Haaland laughed at that last bit and with him, there is often a playfulness that accompanies the ferocity with which he competes. It was there when he considered the scratches and bruises from his duel with Gabriel. “A lot of scratches,” he said. “Sometimes my missus is not so happy about this … it looks a bit wrong.”

And it was there when he assessed the title race. Haaland wants to focus on City and especially their next game, which is at Burnley on Wednesday night. Win that and they would move level with Arsenal. He really does not want to talk about them and yet, well, he cannot resist the odd nibble.

Pos Team P GD Pts
1 Arsenal 33 37 70
2 Man City 32 36 67
3 Man Utd 33 13 58

Arsenal had arrived on the back of their damaging home defeat against Bournemouth the previous weekend. “Of course, you watch the game against Bournemouth … the whole of England watched this game,” Haaland said.

Were City now in Arsenal’s heads? “I don’t know,” Haaland replied. “You need to ask them. The last seasons they’ve come up short.”

Haaland also dropped into the conversation how City were “calm” and “there are a few of us who have been in this situation before”. In other words, a good number who know what it takes to stay the course in a championship fight. City had a handful of players in their starting lineup who have not won a league title. They were offset by the likes of Bernardo Silva and Rodri; Haaland, too, who at 25 is one of the leaders of this team.

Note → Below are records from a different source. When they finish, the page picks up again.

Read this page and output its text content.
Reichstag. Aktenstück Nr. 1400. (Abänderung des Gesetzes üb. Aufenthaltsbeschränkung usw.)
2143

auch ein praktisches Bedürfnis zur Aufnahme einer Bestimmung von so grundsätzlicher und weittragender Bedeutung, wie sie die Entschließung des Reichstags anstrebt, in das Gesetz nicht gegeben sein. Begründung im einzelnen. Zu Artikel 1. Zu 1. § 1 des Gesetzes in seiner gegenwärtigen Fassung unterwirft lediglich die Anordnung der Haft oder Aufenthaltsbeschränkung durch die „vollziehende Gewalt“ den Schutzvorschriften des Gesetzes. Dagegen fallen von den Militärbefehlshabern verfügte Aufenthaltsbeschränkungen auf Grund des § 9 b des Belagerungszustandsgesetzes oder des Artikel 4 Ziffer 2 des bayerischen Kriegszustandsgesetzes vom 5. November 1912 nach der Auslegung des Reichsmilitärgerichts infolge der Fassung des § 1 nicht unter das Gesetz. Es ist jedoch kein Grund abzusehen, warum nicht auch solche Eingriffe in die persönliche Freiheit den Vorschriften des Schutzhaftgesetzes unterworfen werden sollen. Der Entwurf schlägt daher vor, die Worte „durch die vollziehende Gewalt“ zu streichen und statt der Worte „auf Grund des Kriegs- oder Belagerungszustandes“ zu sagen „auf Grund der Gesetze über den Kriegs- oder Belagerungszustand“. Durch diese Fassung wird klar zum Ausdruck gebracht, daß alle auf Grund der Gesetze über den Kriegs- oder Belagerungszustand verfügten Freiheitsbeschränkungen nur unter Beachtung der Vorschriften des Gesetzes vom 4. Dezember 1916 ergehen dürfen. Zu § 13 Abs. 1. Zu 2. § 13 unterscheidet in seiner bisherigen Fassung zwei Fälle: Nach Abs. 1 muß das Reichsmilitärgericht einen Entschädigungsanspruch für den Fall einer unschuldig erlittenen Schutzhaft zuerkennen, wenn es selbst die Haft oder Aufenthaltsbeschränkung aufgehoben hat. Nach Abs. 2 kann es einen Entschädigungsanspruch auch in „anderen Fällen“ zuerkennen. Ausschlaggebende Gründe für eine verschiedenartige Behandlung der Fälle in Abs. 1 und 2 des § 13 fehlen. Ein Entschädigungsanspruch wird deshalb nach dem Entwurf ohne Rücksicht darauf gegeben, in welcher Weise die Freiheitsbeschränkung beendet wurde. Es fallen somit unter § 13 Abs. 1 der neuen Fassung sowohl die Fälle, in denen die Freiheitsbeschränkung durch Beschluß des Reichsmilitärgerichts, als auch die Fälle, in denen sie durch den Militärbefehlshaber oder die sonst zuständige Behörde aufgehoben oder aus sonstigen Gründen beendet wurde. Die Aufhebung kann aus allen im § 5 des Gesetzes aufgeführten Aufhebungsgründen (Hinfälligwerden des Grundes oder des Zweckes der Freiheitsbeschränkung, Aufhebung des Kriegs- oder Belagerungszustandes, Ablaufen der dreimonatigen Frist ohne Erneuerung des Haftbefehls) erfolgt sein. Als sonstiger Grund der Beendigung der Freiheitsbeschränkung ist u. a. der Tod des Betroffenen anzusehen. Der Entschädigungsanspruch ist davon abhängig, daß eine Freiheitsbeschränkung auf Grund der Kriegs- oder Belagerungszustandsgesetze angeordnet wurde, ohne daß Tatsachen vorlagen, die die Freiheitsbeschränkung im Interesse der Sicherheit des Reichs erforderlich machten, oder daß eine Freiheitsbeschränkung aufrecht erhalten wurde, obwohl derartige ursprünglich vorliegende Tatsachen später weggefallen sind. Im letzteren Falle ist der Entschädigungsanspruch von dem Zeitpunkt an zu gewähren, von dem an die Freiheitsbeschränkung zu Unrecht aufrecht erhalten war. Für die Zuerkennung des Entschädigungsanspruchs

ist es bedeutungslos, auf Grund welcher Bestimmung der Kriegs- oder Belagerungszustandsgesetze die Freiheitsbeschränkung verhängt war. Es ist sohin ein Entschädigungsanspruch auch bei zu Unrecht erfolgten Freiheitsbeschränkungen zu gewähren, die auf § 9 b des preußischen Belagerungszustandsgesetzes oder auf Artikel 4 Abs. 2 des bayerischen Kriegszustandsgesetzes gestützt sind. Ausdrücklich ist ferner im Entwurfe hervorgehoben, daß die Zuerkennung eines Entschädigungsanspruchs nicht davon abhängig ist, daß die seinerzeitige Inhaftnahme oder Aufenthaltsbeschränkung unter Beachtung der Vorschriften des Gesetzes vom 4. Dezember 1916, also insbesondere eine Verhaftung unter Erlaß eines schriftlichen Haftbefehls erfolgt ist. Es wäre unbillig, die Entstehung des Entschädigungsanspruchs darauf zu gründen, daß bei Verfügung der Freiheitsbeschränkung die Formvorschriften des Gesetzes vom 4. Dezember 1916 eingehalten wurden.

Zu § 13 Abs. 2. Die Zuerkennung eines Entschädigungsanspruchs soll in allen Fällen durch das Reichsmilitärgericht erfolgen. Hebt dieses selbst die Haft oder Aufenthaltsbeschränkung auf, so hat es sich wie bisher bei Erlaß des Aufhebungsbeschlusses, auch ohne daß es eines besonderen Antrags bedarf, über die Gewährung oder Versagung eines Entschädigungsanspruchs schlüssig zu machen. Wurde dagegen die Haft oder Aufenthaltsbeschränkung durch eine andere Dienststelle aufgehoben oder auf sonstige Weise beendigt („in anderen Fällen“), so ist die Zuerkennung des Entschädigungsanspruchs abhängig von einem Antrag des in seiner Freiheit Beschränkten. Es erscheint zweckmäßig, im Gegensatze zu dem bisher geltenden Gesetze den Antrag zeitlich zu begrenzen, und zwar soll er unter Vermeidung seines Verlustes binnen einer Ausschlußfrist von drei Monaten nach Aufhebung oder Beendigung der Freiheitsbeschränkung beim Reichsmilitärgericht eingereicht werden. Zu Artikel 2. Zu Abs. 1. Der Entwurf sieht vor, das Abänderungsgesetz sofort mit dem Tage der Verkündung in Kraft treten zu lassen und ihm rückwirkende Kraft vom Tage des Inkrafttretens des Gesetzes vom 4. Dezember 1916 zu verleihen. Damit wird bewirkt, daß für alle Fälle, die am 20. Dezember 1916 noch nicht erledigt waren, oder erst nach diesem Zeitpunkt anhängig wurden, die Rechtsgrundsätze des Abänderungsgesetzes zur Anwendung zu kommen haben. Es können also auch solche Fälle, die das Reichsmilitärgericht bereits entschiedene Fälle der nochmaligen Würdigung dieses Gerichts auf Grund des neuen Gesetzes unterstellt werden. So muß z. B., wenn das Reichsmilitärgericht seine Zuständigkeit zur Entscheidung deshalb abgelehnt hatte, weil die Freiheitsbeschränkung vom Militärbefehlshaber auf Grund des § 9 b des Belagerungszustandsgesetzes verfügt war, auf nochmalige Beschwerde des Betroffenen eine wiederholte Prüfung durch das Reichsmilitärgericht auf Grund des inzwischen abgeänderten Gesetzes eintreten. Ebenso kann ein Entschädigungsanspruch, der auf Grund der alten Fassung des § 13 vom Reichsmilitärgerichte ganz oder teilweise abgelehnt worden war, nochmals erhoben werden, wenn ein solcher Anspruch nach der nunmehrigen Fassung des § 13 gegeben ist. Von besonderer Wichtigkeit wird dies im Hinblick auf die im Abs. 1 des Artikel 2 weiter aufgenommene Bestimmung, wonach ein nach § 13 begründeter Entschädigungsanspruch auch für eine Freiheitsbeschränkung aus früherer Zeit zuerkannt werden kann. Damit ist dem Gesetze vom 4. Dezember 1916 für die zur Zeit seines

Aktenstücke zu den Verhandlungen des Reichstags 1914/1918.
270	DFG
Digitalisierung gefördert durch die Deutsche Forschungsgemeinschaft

Arsenal’s XI at the Etihad contained two players who had previously won a league championship. Gabriel won the Croatian title with Dinamo Zagreb in 2017-18; Piero Hincapié was a Bundesliga champion with Bayer Leverkusen in 2023-24.

Arsenal have indeed come up short in the recent past; they have been the runners-up in each of the previous three seasons and what gives Haaland and City the belief is their knowhow in these situations. In stride-for-stride races for the line under Guardiola, when there has been no margin for error, they have always won – in 2018-19 and 2021-22 against Liverpool, and in 2023-24 against Arsenal.

“After West Ham [where City drew on 14 March], everybody wrote that it was over,” Haaland said. “That was the feeling. But you have to focus game by game. That’s the reality of this club in this title race because the last weeks are when things get decided.”